Como era esperado, o relator do processo de analisa a denúncia criminal contra Michel Temer, deputado Sérgio Zveiter, aceitou conceder autorização para o Supremo Tribunal Federal julgar o presidente da República. É uma decisão inédita, que dará a Temer mais um registro negativo pelo qual passará à história: acusado de corrupção passiva.
O voto de Zveiter considera a denúncia do procurador geral da República, Rodrigo Janot, consistente, ao contrário do que alegava a defesa. “Os fatos descritos são muito graves”, disse ele. Zveiter também destacou características do homem honesto e demonstrou que não as encontrou no caso da relação de Temer com o empresário Joesley Batista.
O encontro entre os dois, que Joesley gravou, foi sigiloso, sem identificação na portaria, na garagem do Palácio do Jaburu, para tratar de assunto de interesse público como se fosse uma questão de interesse privado.
Zveiter, no entanto, disse que a aceitação da denúncia não significa considerar Temer culpado.
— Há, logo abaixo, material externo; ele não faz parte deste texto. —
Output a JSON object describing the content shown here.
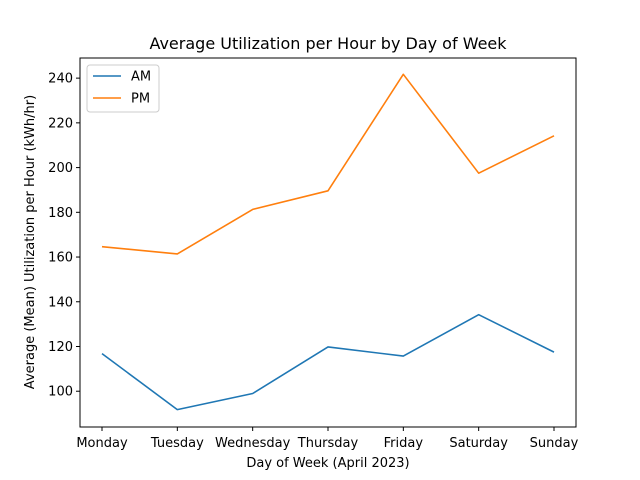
{
  "chart_data": {
    "type": "line",
    "title": "Average Utilization per Hour by Day of Week",
    "xlabel": "Day of Week (April 2023)",
    "ylabel": "Average (Mean) Utilization per Hour (kWh/hr)",
    "categories": [
      "Monday",
      "Tuesday",
      "Wednesday",
      "Thursday",
      "Friday",
      "Saturday",
      "Sunday"
    ],
    "series": [
      {
        "name": "AM",
        "color": "#1f77b4",
        "values": [
          116.8,
          91.8,
          99.0,
          119.8,
          115.7,
          134.2,
          117.5
        ]
      },
      {
        "name": "PM",
        "color": "#ff7f0e",
        "values": [
          164.6,
          161.4,
          181.3,
          189.6,
          241.7,
          197.5,
          214.2
        ]
      }
    ],
    "ylim": [
      84,
      249
    ],
    "yticks": [
      100,
      120,
      140,
      160,
      180,
      200,
      220,
      240
    ],
    "grid": false,
    "legend_position": "upper-left"
  }
}
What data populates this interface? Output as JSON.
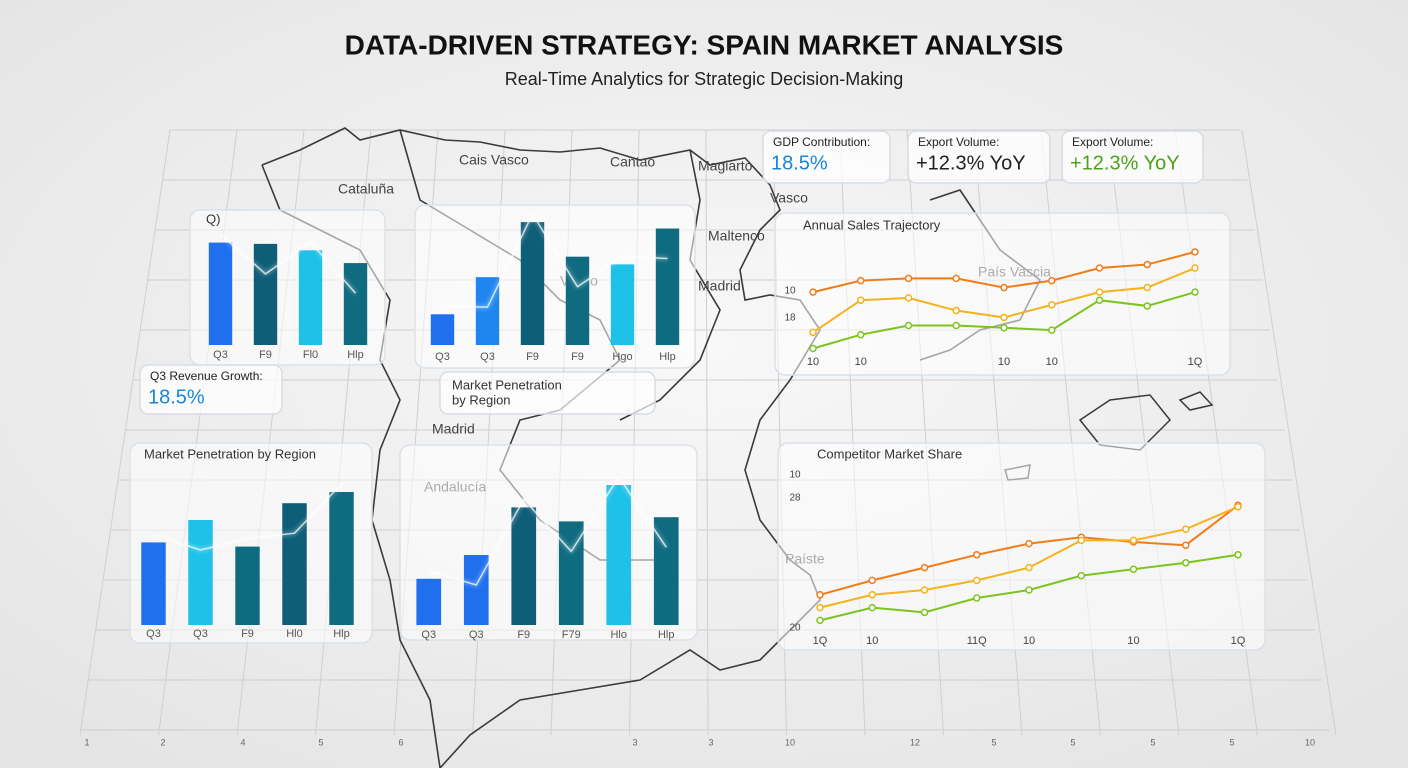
{
  "header": {
    "title": "DATA-DRIVEN STRATEGY: SPAIN MARKET ANALYSIS",
    "subtitle": "Real-Time Analytics for Strategic Decision-Making"
  },
  "map_labels": [
    "Cais Vasco",
    "Cataluña",
    "Cantao",
    "Magiarto",
    "Vasco",
    "Maltenco",
    "Madrid",
    "Vasco",
    "Madrid",
    "Andalucía",
    "País Vascia",
    "Paíste"
  ],
  "grid_labels": [
    "1",
    "2",
    "4",
    "5",
    "6",
    "3",
    "3",
    "10",
    "12",
    "5",
    "5",
    "5",
    "5",
    "10"
  ],
  "kpis": [
    {
      "label": "Q3 Revenue Growth:",
      "value": "18.5%",
      "color": "#1a86d6"
    },
    {
      "label": "GDP Contribution:",
      "value": "18.5%",
      "color": "#1a86d6"
    },
    {
      "label": "Export Volume:",
      "value": "+12.3% YoY",
      "color": "#222222"
    },
    {
      "label": "Export Volume:",
      "value": "+12.3% YoY",
      "color": "#4aa31a"
    }
  ],
  "callout": [
    "Market Penetration",
    "by Region"
  ],
  "chart_data": [
    {
      "type": "bar",
      "title": "Q)",
      "categories": [
        "Q3",
        "F9",
        "Fl0",
        "Hlp"
      ],
      "values": [
        80,
        79,
        74,
        64
      ],
      "colors": [
        "#1f6fee",
        "#0f5e77",
        "#1ec1e8",
        "#0f6b80"
      ],
      "ylim": [
        0,
        100
      ]
    },
    {
      "type": "bar",
      "categories": [
        "Q3",
        "Q3",
        "F9",
        "F9",
        "Hgo",
        "Hlp"
      ],
      "values": [
        24,
        53,
        96,
        69,
        63,
        91
      ],
      "colors": [
        "#1f6fee",
        "#1f86f0",
        "#0f5e77",
        "#0f6b80",
        "#1ec1e8",
        "#0f6b80"
      ],
      "ylim": [
        0,
        100
      ]
    },
    {
      "type": "bar",
      "title": "Market Penetration by Region",
      "categories": [
        "Q3",
        "Q3",
        "F9",
        "Hl0",
        "Hlp"
      ],
      "values": [
        59,
        75,
        56,
        87,
        95
      ],
      "colors": [
        "#1f6fee",
        "#1ec1e8",
        "#0f6b80",
        "#0f5e77",
        "#0f6b80"
      ],
      "ylim": [
        0,
        100
      ]
    },
    {
      "type": "bar",
      "categories": [
        "Q3",
        "Q3",
        "F9",
        "F79",
        "Hlo",
        "Hlp"
      ],
      "values": [
        33,
        50,
        84,
        74,
        100,
        77
      ],
      "colors": [
        "#1f6fee",
        "#1f6fee",
        "#0f5e77",
        "#0f6b80",
        "#1ec1e8",
        "#0f6b80"
      ],
      "ylim": [
        0,
        100
      ]
    },
    {
      "type": "line",
      "title": "Annual Sales Trajectory",
      "categories": [
        "10",
        "10",
        null,
        null,
        "10",
        "10",
        null,
        null,
        "1Q"
      ],
      "y_labels": [
        "10",
        "18"
      ],
      "ylim": [
        0,
        100
      ],
      "series": [
        {
          "color": "#f07c1a",
          "values": [
            59,
            69,
            71,
            71,
            63,
            69,
            80,
            83,
            94
          ]
        },
        {
          "color": "#f4b21c",
          "values": [
            24,
            52,
            54,
            43,
            37,
            48,
            59,
            63,
            80
          ]
        },
        {
          "color": "#7cc41e",
          "values": [
            10,
            22,
            30,
            30,
            28,
            26,
            52,
            47,
            59
          ]
        }
      ]
    },
    {
      "type": "line",
      "title": "Competitor Market Share",
      "categories": [
        "1Q",
        "10",
        null,
        "11Q",
        "10",
        null,
        "10",
        null,
        "1Q"
      ],
      "y_labels": [
        "10",
        "28",
        "20"
      ],
      "ylim": [
        0,
        100
      ],
      "series": [
        {
          "color": "#f07c1a",
          "values": [
            22,
            31,
            39,
            47,
            54,
            58,
            55,
            53,
            78
          ]
        },
        {
          "color": "#f4b21c",
          "values": [
            14,
            22,
            25,
            31,
            39,
            56,
            56,
            63,
            77
          ]
        },
        {
          "color": "#7cc41e",
          "values": [
            6,
            14,
            11,
            20,
            25,
            34,
            38,
            42,
            47
          ]
        }
      ]
    }
  ]
}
É a oportunidade que o Poder Judiciário terá de processá-lo e, dependendo do resultado do processo, condená-lo ou absolvê-lo.
Na dúvida, salientou Zveiter, no caso da denúncia deve prevalecer o interesse da sociedade. “In dúbio pro societate (na dúvida, em prol da sociedade)”, disse. O processo interessa à sociedade.
Diferente do que ocorre ao final do julgamento, em que a dúvida deve favorecer o acusado. A Lava Jato, na jurisdição de Moro, subverteu esse princípio, mas nos países civilizados é esse princípio que rege o julgamento justo.
O parece de Zveiter não significa, entretanto, que a Comissão de Constituição e Justiça da Câmara dos Deputados autorizará o processo contra Temer.
A tendência é que Temer consiga os votos necessários para barrar a aprovação. Isso na CCJ, não no plenário. É que, em cima da hora, os líderes partidários alinhados a ele trocaram os titulares da CCJ.
Óbvio que não fizeram isso para contrariar Michel Temer, que passou os últimos dias em reunião com dirigentes partidários e pressionou ministros para que fizessem corpo a corpo com as lideranças na Câmara dos Deputados.
Um dos deputados substituídos, delegado Waldir, de Goiás, saiu atirando:
“Dois anos e meio nessa comissão como titular e aí eu tomo consciência pela imprensa que eu não presto. Eu não vendo meu voto, não troco por cargos, por emendas. Lixo, lixo de governo”, gritou. “A minha vaga foi vendida ao governo”, acrescentou. “Governo corrupto, vai cair”, disse ainda.
Delegado Waldir é um dos parlamentares que deram o voto mais enfático pelo impeachment de Dilma e, portanto, ajudaram a colocar no Michel Temer no Palácio do Planalto. Agora, ao que parece, seu compromisso é outro.
Não é a primeira vez que Temer age para escolher quem vai julgá-lo. No caso da denúncia do TSE, o processo não foi a julgamento até que ele indicasse dois ministros e garantisse a rejeição da denúncia.
Recentemente, a Associação dos Procuradores da República lhe entregou a lista com os três procuradores mais votados pela categoria como indicação para ocupar a vaga do procurador Rodrigo Janot, cujo mandato termina em setembro.
Lula e Dilma sempre escolheram o primeiro da lista. Temer escolheu o segundo nome: Raquel Dodge. É ela quem terá a missão de acusar o presidente da República a partir de setembro. Sabe que foi uma escolha fora do padrão dos últimos 14 anos. Raquel Dodge foi uma escolha pessoal de Temer.
Agora os deputados começam a se manifestar na CCJ. Além dos titulares, outros quarenta parlamentares podem usar o microfone. Os deputados que fazem parte da comissão podem pedir vista e adiar o julgamento do parecer.
A sessão deve durar pelo menos mais vinte horas. De qualquer forma, o parecer deve seguir para o plenário, aprovado ou não, e ali, como ocorreu nos processos de impeachment, cada um deve dar seu voto, aberto.
Para Temer, bastam 172 votos, abstenção ou ausência para rejeitar a denúncia. Aceita a denúncia, Temer se licencia do cargo por até 180 dias. Depois disso, se for absolvido, volta ao cargo. Condenado, começa a cumprir pena.
O que definirá o destino de Michel Temer é a pressão popular.
É fato que já existe articulação de bastidores para dar a Rodrigo Maia o lugar de Temer – Zveiter é ligado à Globo. Mas, num caso como esse, em que o voto é um precioso ativo negociado em balcão, o povo na rua e manifestações em geral costumam ser decisivos.